Manufactured by DataWind, a UK-based company, the tablet, named Sakshat, will sport a 7-inch touchscreen display, 256MB of RAM, two USB drives, a 2GB SD memory card and a 32 GB expandable memory slot. It will run on Google’s Android platform. Other features include PDF reader, video conferencing facilities and multi content viewer.
The tablet was initially designed and developed by the Indian Institute of Science and the Indian Institute of Technology, Rajasthan. The program will connect over 25,000 colleges in the country.
However, the tablet will counter the global initiative called “One Laptop Per Child” (OLPC) which was started to create a $100 laptop for underprivileged children around the world.

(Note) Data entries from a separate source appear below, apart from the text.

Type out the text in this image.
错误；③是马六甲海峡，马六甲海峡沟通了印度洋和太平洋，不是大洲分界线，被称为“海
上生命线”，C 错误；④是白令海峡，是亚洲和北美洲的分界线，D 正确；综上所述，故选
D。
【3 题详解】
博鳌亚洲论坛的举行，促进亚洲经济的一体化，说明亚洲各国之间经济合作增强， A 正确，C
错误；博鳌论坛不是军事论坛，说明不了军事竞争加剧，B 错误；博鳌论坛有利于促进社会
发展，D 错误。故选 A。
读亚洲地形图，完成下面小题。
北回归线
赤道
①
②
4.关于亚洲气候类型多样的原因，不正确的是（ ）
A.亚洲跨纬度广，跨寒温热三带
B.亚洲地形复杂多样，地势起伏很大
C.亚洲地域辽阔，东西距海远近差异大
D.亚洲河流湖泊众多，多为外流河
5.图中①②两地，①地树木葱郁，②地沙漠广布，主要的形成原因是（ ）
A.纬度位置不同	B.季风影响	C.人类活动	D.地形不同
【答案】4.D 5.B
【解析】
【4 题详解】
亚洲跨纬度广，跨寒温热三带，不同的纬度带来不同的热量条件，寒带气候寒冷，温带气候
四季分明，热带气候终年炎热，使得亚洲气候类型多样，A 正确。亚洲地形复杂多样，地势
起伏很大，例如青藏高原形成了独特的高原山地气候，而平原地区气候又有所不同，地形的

The OLPC, manufactured by Quanta, is priced ten times more than Sakshat tablet and it is supplied to schools which place bulk orders. “We can produce an OLPC for less than $100 if we just remove the swivel and a few features. But we don’t do that because a child needs a complete environment to learn, it is a school in a box. The $35 device meets the expectation of somebody who wants to manufacture the device but not the needs of the users,” says Satish Jha, president and CEO of OLPC India Foundation.
However, it remains to be seen how good the $35 tablet will be.